In a surprising turn of events, the US Securities and Exchange Commission (SEC) has filed a lawsuit against Coinbase, just hours after taking legal action against Binance. The complaint, which names Coinbase and Coinbase Global as defendants, alleges that the popular exchange has been operating in the US without proper registration as a broker, national securities exchange, and clearing agency since 2019.
The SEC’s filing also targets Coinbase’s Staking Program, claiming that it involves securities. The program includes five stakeable crypto assets, including Ethereum (ETH), Cosmos (ATOM), Solana (SOL), and Tezos (XTZ). Additionally, the lawsuit asserts that several tokens traded on Coinbase, such as SOL, DASH, FLOW, ADA, AXS, FIL, SAND, MATIC, CHZ, ICP, NEAR, VGX, and NEXO, should be classified as securities.
As news of the lawsuit broke, the price of Bitcoin (BTC) experienced a sharp drop, falling to $25,500 in a matter of minutes. This development also had a significant impact on Coinbase’s stock, which saw a 16% pre-market decline.
SEC Chairman Gary Gensler commented on the lawsuit, emphasizing that Coinbase’s alleged failures have deprived investors of essential protections against fraud and manipulation. Gensler highlighted the importance of regulatory oversight, including disclosure requirements, safeguards against conflicts of interest, and routine inspections by the SEC.

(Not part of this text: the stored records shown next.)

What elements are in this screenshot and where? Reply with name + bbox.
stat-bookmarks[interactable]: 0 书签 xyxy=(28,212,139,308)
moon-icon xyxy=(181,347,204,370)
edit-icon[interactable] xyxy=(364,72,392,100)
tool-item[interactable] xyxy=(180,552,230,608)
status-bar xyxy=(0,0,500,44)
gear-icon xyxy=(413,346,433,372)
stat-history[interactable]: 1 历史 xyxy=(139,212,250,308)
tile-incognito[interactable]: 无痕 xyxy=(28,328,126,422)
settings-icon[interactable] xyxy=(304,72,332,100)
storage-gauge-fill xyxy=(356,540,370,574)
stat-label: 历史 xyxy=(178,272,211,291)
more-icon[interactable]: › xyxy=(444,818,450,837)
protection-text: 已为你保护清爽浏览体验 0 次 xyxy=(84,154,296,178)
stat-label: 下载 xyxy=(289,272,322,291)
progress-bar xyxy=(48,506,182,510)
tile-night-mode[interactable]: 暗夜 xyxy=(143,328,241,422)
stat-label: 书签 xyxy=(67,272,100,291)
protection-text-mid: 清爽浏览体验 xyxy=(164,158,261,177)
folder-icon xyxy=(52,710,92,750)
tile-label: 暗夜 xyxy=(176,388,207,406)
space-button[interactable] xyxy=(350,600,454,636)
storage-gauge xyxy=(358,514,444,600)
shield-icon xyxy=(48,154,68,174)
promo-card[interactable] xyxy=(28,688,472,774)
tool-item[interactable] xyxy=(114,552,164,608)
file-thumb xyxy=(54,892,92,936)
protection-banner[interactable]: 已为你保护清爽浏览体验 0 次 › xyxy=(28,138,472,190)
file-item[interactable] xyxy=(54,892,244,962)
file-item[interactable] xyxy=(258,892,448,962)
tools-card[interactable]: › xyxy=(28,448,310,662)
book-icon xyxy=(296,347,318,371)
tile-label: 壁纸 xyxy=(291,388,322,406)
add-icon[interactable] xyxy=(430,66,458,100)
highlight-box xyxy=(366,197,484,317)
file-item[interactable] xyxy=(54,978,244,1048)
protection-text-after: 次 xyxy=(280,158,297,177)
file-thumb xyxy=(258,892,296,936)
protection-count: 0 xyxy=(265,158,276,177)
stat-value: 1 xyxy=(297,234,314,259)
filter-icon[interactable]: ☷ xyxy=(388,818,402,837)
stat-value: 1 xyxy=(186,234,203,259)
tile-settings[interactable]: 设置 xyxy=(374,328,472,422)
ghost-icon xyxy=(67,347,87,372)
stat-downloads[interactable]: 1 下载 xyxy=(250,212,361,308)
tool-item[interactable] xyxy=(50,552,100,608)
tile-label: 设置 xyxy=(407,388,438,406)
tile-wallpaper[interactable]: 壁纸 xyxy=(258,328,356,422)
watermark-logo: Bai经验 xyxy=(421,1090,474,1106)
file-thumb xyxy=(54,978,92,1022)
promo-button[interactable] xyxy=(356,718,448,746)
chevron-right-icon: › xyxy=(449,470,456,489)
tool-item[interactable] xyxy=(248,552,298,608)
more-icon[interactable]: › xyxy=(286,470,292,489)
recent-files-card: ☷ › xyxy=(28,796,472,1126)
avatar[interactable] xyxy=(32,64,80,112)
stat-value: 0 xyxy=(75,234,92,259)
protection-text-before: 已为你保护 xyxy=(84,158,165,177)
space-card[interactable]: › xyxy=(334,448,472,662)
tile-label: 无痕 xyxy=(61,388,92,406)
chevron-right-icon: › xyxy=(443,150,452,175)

However, the SEC’s legal action against Coinbase has raised questions within the crypto community. Critics wonder how the exchange could have operated without registration, especially considering that the SEC approved Coinbase’s public listing in April 2021. Some argue that the lawsuit may be an overreach by the SEC, seeking to assert control over other regulatory bodies rather than prioritizing investor protection.
This lawsuit follows closely after the SEC’s case against Binance and its CEO, Changpeng Zhao, which alleged securities law violations and the improper handling of user funds. Binance has firmly denied these allegations, suggesting that the SEC’s actions are motivated more by a desire for power than genuine concern for investor welfare. The legal battle between regulators and crypto exchanges continues, leaving many to question the future landscape of the cryptocurrency industry.